Associate Professor, Physics
My favorite thing about teaching Physics is showing students that it is, literally, everywhere, perhaps to their chagrin! But what I enjoy most in-classroom is getting to know my students and learning about their lives in the ways that have little to do with college life.
That said, it is quite difficult to pick any one student who totally changed how I understand my job as a teacher – but let’s pick on one student, whom I shall call John. I met John not in a classroom setting, but when I was tutoring Physics in our former Academic Resource Center. He was a driven student, to an extent perhaps not healthy – the sort who might forsake eating and sleep until an assignment was finished. I especially got to know him through his involvement with The Early College robotics team, where he was an eager jack-of-all-trades helping with design, construction, and even our public relations effort, such as it was! I eventually helped him acquire a (temporary) job in his scientific field of focus, helped him understand some of his new tasks as he read through my doctoral thesis (my graduate school advisor was amused), and he still sends me the occasional Physics question by tweet. It has been good to see him doing well.

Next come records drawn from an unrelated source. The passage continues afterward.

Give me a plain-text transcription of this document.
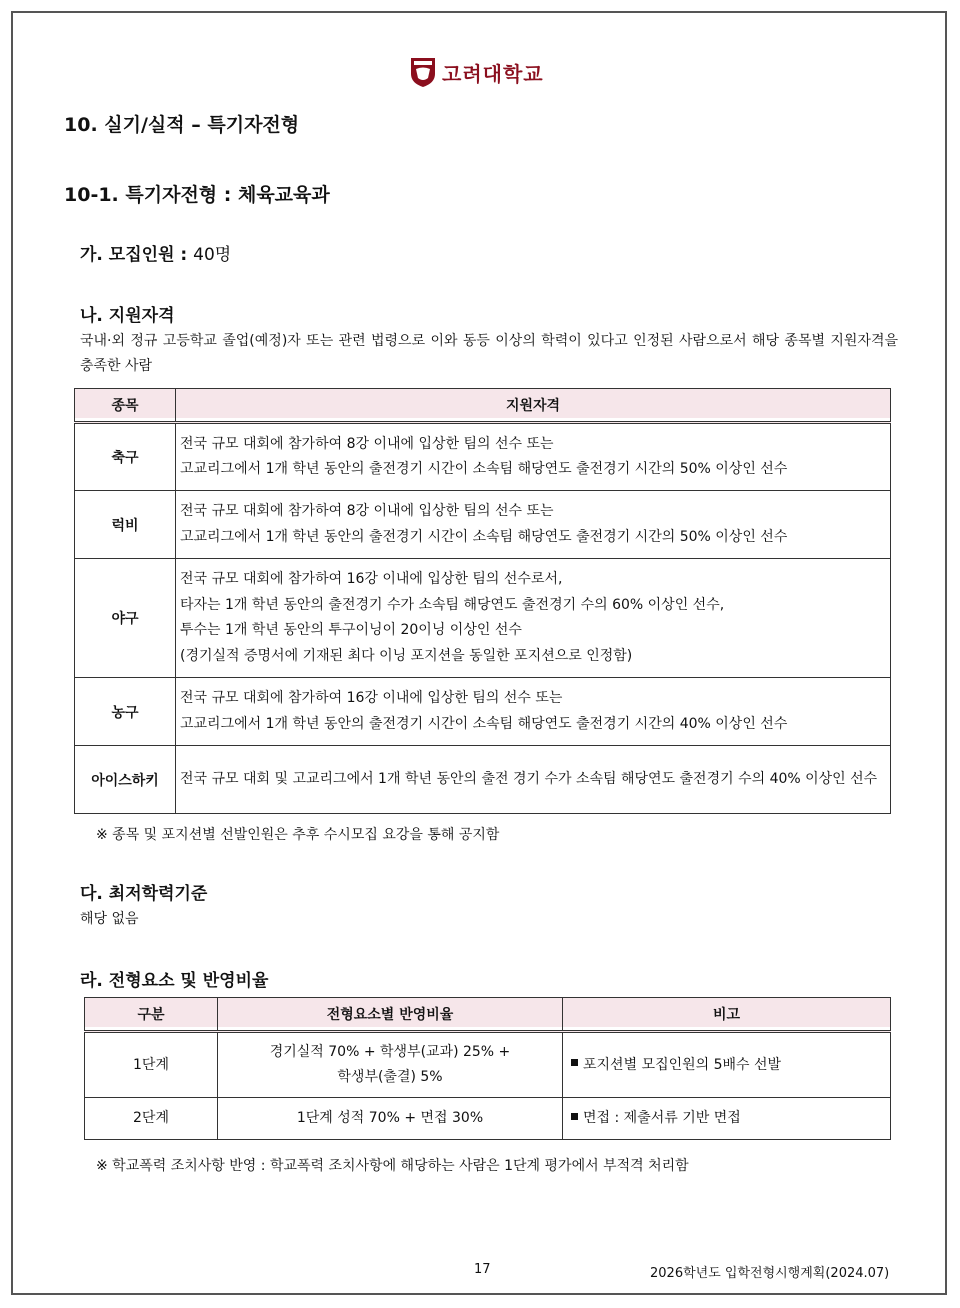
고려대학교
10. 실기/실적 – 특기자전형
10-1. 특기자전형 : 체육교육과
가. 모집인원 : 40명
나. 지원자격
국내·외 정규 고등학교 졸업(예정)자 또는 관련 법령으로 이와 동등 이상의 학력이 있다고 인정된 사람으로서 해당 종목별 지원자격을 충족한 사람
종목	지원자격
축구	전국 규모 대회에 참가하여 8강 이내에 입상한 팀의 선수 또는
고교리그에서 1개 학년 동안의 출전경기 시간이 소속팀 해당연도 출전경기 시간의 50% 이상인 선수

럭비	전국 규모 대회에 참가하여 8강 이내에 입상한 팀의 선수 또는
고교리그에서 1개 학년 동안의 출전경기 시간이 소속팀 해당연도 출전경기 시간의 50% 이상인 선수

야구	전국 규모 대회에 참가하여 16강 이내에 입상한 팀의 선수로서,
타자는 1개 학년 동안의 출전경기 수가 소속팀 해당연도 출전경기 수의 60% 이상인 선수,
투수는 1개 학년 동안의 투구이닝이 20이닝 이상인 선수
(경기실적 증명서에 기재된 최다 이닝 포지션을 동일한 포지션으로 인정함)

농구	전국 규모 대회에 참가하여 16강 이내에 입상한 팀의 선수 또는
고교리그에서 1개 학년 동안의 출전경기 시간이 소속팀 해당연도 출전경기 시간의 40% 이상인 선수

아이스하키	전국 규모 대회 및 고교리그에서 1개 학년 동안의 출전 경기 수가 소속팀 해당연도 출전경기 수의 40% 이상인 선수
※ 종목 및 포지션별 선발인원은 추후 수시모집 요강을 통해 공지함
다. 최저학력기준
해당 없음
라. 전형요소 및 반영비율
구분	전형요소별 반영비율	비고
1단계	경기실적 70% + 학생부(교과) 25% +
학생부(출결) 5%	포지션별 모집인원의 5배수 선발
2단계	1단계 성적 70% + 면접 30%	면접 : 제출서류 기반 면접
※ 학교폭력 조치사항 반영 : 학교폭력 조치사항에 해당하는 사람은 1단계 평가에서 부적격 처리함
17	2026학년도 입학전형시행계획(2024.07)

What did I learn from working with him? Perhaps better to ask what he made me remember – we have many experiences in life that don’t exactly teach us something new, but do bring to our minds something important we already know, and that also is valuable. I remember the founder of Khan Academy saying on one occasion that he was surprised to discover how much interest there was out there from people who just wanted to learn. John met with me outside of class to talk about stuff that had nothing to do with class – take note, sometimes jaded teachers! Our experiences with the robotics team (for all those students) were a visual testament to the excitement generated by comprehensive education, and his employ was obtained through community connections, both things community colleges strive for. Seeing him continue in academic life over several years now, I have watched some of the weaknesses I noticed when we first met disappear, while aptitudes have strengthened. It has been my pleasure to know him.